Pedro Silva

Personal information
- Full name: Pedro José Moreira da Silva
- Date of birth: 13 February 1997 (age 29)
- Place of birth: Sintra, Portugal
- Height: 1.89 m (6 ft 2 in)
- Position: Goalkeeper

Team information
- Current team: Mafra
- Number: 33

Youth career
- 2007–2009: Sporting Lourel
- 2009–2016: Sporting CP

Senior career*
- Years: Team / Apps / (Gls)
- 2015–2019: Sporting CP B / 73 / (0)
- 2018–2019: → Tondela (loan) / 0 / (0)
- 2019–2020: Tondela / 0 / (0)
- 2020: Køge / 0 / (0)
- 2020–2022: Vizela / 34 / (0)
- 2022–2023: Estoril / 3 / (0)
- 2023–2024: Penafiel / 27 / (0)
- 2024–2025: Alverca / 1 / (0)
- 2025–: Mafra / 20 / (0)

International career
- 2012: Portugal U15 / 1 / (0)
- 2012−2013: Portugal U16 / 6 / (0)
- 2013−2014: Portugal U17 / 13 / (0)
- 2015: Portugal U18 / 3 / (0)
- 2015−2016: Portugal U19 / 12 / (0)
- 2015: Portugal U20 / 6 / (0)

= Pedro Silva (footballer, born 1997) =

Portuguese footballer

Pedro José Moreira da Silva (born 13 February 1997) is a Portuguese professional footballer who plays as a goalkeeper for Liga 3 club Mafra.

==Club career==
Born in Sintra, Lisbon District, Silva joined Sporting CP's youth system in 2009, aged 12. 8 August 2015, he made his senior debut with their reserves, in a 0–0 home draw against C.D. Feirense in the Segunda Liga.

Silva appeared in ten matches in the 2017–18 season, as his team were relegated after finishing in 18th position. On 8 July 2018, he was loaned to Primeira Liga club C.D. Tondela. During his spell at the Estádio João Cardoso, he played four games in all competitions.

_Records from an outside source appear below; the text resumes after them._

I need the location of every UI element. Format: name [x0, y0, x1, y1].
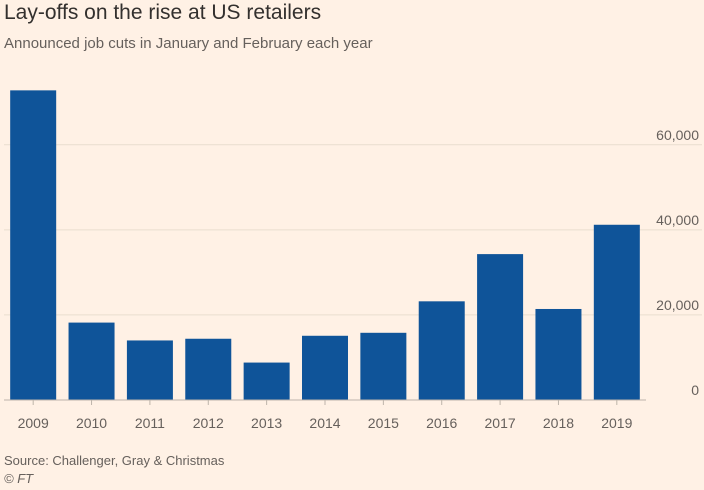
- bar-2010: [68, 322, 115, 400]
- bar-2015: [360, 332, 407, 400]
- y-tick-label: 20,000: [656, 297, 699, 313]
- bar-2011: [126, 340, 173, 400]
- bar-2018: [535, 308, 582, 400]
- chart-subtitle: Announced job cuts in January and Februa…: [4, 35, 373, 52]
- bar-2013: [243, 362, 290, 400]
- x-tick-label: 2014: [309, 415, 340, 431]
- x-tick-label: 2016: [426, 415, 457, 431]
- x-tick-label: 2017: [485, 415, 516, 431]
- x-tick-label: 2019: [601, 415, 632, 431]
- x-tick-label: 2018: [543, 415, 574, 431]
- bar-2012: [185, 338, 232, 400]
- bar-2019: [593, 224, 640, 400]
- x-tick-label: 2010: [76, 415, 107, 431]
- bar-2017: [477, 254, 524, 400]
- bars: [10, 90, 640, 400]
- x-tick-label: 2012: [193, 415, 224, 431]
- x-tick-label: 2015: [368, 415, 399, 431]
- gridlines: [4, 144, 702, 316]
- bar-2016: [418, 301, 465, 400]
- bar-chart: 0 20,000 40,000 60,000 2009 2010 2011 2012 2013 2…: [4, 90, 702, 431]
- y-tick-label: 60,000: [656, 127, 699, 143]
- x-tick-label: 2011: [135, 415, 165, 431]
- axes: 0 20,000 40,000 60,000 2009 2010 2011 2012 2013 2…: [4, 127, 699, 431]
- bar-2009: [10, 90, 57, 400]
- source-note: Source: Challenger, Gray & Christmas: [4, 453, 225, 468]
- chart-title: Lay-offs on the rise at US retailers: [4, 1, 322, 24]
- bar-2014: [302, 335, 348, 400]
- y-tick-label: 0: [691, 382, 699, 398]
- ft-credit: © FT: [4, 471, 34, 486]
- x-tick-label: 2009: [18, 415, 49, 431]
- x-tick-label: 2013: [251, 415, 282, 431]
- y-tick-label: 40,000: [656, 212, 699, 228]
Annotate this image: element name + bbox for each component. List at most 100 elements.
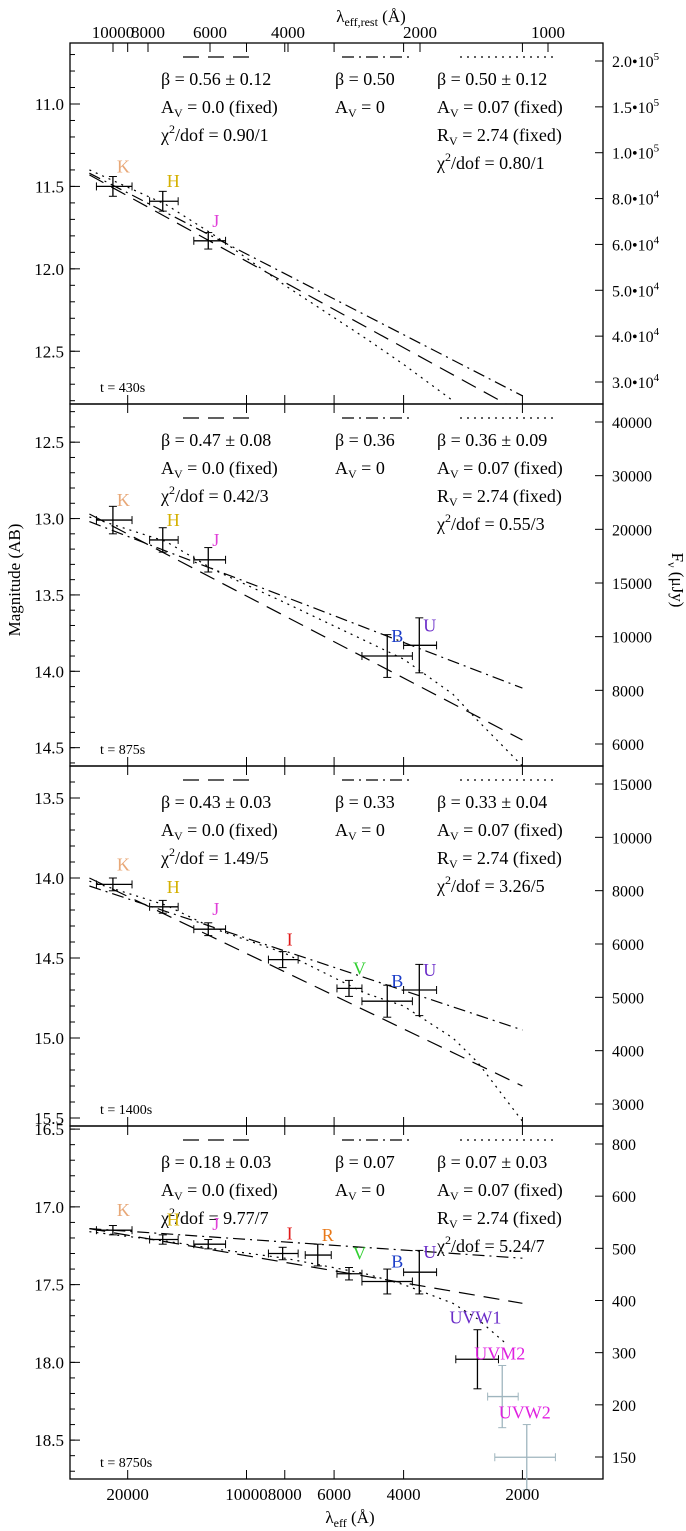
left-axis-label: Magnitude (AB) xyxy=(5,524,24,637)
panel-1: 11.0 11.5 12.0 12.5 2.0•105 1.5•105 1.0•105 8.0… xyxy=(34,42,660,405)
y-tick-label: 12.5 xyxy=(34,433,64,452)
flux-tick-label: 5000 xyxy=(612,990,644,1007)
band-label: J xyxy=(212,530,219,550)
bottom-tick-label: 10000 xyxy=(225,1485,268,1504)
time-label: t = 1400s xyxy=(100,1103,152,1118)
band-label: UVW1 xyxy=(449,1308,501,1328)
flux-tick-label: 8000 xyxy=(612,683,644,700)
fit-chi: χ2/dof = 1.49/5 xyxy=(160,845,269,868)
fit-beta: β = 0.07 xyxy=(335,1152,395,1172)
data-point-H: H xyxy=(149,1210,180,1245)
data-point-V: V xyxy=(336,958,366,997)
fit-chi: χ2/dof = 0.80/1 xyxy=(436,150,545,173)
y-tick-label: 14.0 xyxy=(34,869,64,888)
y-tick-label: 11.5 xyxy=(35,177,64,196)
fit-beta: β = 0.50 ± 0.12 xyxy=(437,69,547,89)
bottom-tick-label: 20000 xyxy=(106,1485,149,1504)
fit-line-dashed xyxy=(89,877,523,1087)
band-label: B xyxy=(391,1252,403,1272)
fit-beta: β = 0.07 ± 0.03 xyxy=(437,1152,547,1172)
fit-av: AV = 0.0 (fixed) xyxy=(161,1180,278,1203)
top-tick-label: 4000 xyxy=(271,23,305,42)
data-point-H: H xyxy=(149,171,180,212)
data-point-UVM2: UVM2 xyxy=(474,1343,525,1429)
fit-rv: RV = 2.74 (fixed) xyxy=(437,1208,562,1231)
band-label: H xyxy=(167,877,180,897)
band-label: B xyxy=(391,626,403,646)
band-label: K xyxy=(117,490,130,510)
fit-av: AV = 0.0 (fixed) xyxy=(161,820,278,843)
y-tick-label: 17.0 xyxy=(34,1198,64,1217)
fit-line-dashdot xyxy=(89,172,523,397)
flux-tick-label: 2.0•105 xyxy=(612,51,660,71)
fit-av: AV = 0.07 (fixed) xyxy=(437,820,563,843)
band-label: I xyxy=(287,1224,293,1244)
fit-av: AV = 0 xyxy=(335,1180,385,1203)
data-point-U: U xyxy=(403,960,438,1017)
flux-tick-label: 5.0•104 xyxy=(612,280,660,300)
fit-chi: χ2/dof = 5.24/7 xyxy=(436,1233,545,1256)
band-label: V xyxy=(353,958,366,978)
fit-rv: RV = 2.74 (fixed) xyxy=(437,486,562,509)
flux-tick-label: 6.0•104 xyxy=(612,234,660,254)
flux-tick-label: 800 xyxy=(612,1137,636,1154)
data-point-I: I xyxy=(267,1224,299,1261)
data-point-H: H xyxy=(149,510,180,553)
fit-av: AV = 0.07 (fixed) xyxy=(437,458,563,481)
fit-chi: χ2/dof = 0.55/3 xyxy=(436,511,545,534)
y-tick-label: 14.5 xyxy=(34,949,64,968)
band-label: K xyxy=(117,854,130,874)
fit-chi: χ2/dof = 0.90/1 xyxy=(160,122,269,145)
band-label: K xyxy=(117,156,130,176)
panel-2: 12.5 13.0 13.5 14.0 14.5 40000 30000 20000 15000… xyxy=(34,403,652,767)
band-label: U xyxy=(423,1242,436,1262)
y-tick-label: 13.5 xyxy=(34,789,64,808)
band-label: J xyxy=(212,211,219,231)
panels: 11.0 11.5 12.0 12.5 2.0•105 1.5•105 1.0•105 8.0… xyxy=(34,42,660,1491)
bottom-axis-label: λeff (Å) xyxy=(325,1508,374,1530)
top-tick-label: 1000 xyxy=(531,23,565,42)
flux-tick-label: 40000 xyxy=(612,415,652,432)
data-point-I: I xyxy=(267,930,299,969)
fit-chi: χ2/dof = 3.26/5 xyxy=(436,873,545,896)
figure-axes: λeff,rest (Å) λeff (Å) Magnitude (AB) Fν… xyxy=(5,7,686,1530)
data-point-V: V xyxy=(336,1244,366,1281)
fit-beta: β = 0.33 ± 0.04 xyxy=(437,792,547,812)
flux-tick-label: 20000 xyxy=(612,522,652,539)
flux-tick-label: 8000 xyxy=(612,884,644,901)
data-point-J: J xyxy=(193,211,227,250)
fit-line-dashdot xyxy=(89,885,523,1031)
band-label: K xyxy=(117,1200,130,1220)
data-point-B: B xyxy=(361,1252,413,1295)
data-point-UVW1: UVW1 xyxy=(449,1308,501,1390)
time-label: t = 430s xyxy=(100,381,145,396)
band-label: B xyxy=(391,971,403,991)
flux-tick-label: 300 xyxy=(612,1346,636,1363)
data-point-UVW2: UVW2 xyxy=(494,1403,556,1491)
band-label: V xyxy=(353,1244,366,1264)
y-tick-label: 13.5 xyxy=(34,586,64,605)
data-point-J: J xyxy=(193,1214,227,1250)
band-label: UVM2 xyxy=(474,1343,525,1363)
y-tick-label: 11.0 xyxy=(35,95,64,114)
data-point-J: J xyxy=(193,530,227,573)
fit-av: AV = 0 xyxy=(335,458,385,481)
y-tick-label: 13.0 xyxy=(34,510,64,529)
fit-av: AV = 0.07 (fixed) xyxy=(437,97,563,120)
y-tick-label: 12.0 xyxy=(34,260,64,279)
flux-tick-label: 400 xyxy=(612,1294,636,1311)
bottom-tick-label: 2000 xyxy=(505,1485,539,1504)
bottom-tick-label: 4000 xyxy=(387,1485,421,1504)
fit-av: AV = 0.0 (fixed) xyxy=(161,458,278,481)
data-point-K: K xyxy=(95,854,133,892)
flux-tick-label: 600 xyxy=(612,1189,636,1206)
fit-line-dotted xyxy=(89,516,523,767)
fit-line-dashed xyxy=(89,174,507,405)
fit-av: AV = 0.07 (fixed) xyxy=(437,1180,563,1203)
band-label: H xyxy=(167,510,180,530)
fit-beta: β = 0.36 xyxy=(335,430,395,450)
flux-tick-label: 6000 xyxy=(612,937,644,954)
y-tick-label: 18.5 xyxy=(34,1431,64,1450)
band-label: J xyxy=(212,1214,219,1234)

On 10 January 2020, Danish 1st Division side HB Køge announced that they had signed Silva on a contract running until summer 2022. He returned to his country on 18 July 2020, agreeing a to a two-year deal at newly-promoted F.C. Vizela. He contributed 15 appearances in his first season in another promotion, but subsequently spent four months on the sidelines due to a right-foot syndesmosis injury.

Silva made his debut in the Portuguese top flight on 28 December 2021, in a 2–0 away loss to C.S. Marítimo. He retained his place until the end of the campaign, and the side managed to avoid relegation.

In August 2022, Silva joined G.D. Estoril Praia on a three-year contract. He returned to the second tier after only one, however, agreeing to a two-year deal at F.C. Penafiel.

Silva signed a contract with second-division club F.C. Alverca on 20 July 2024.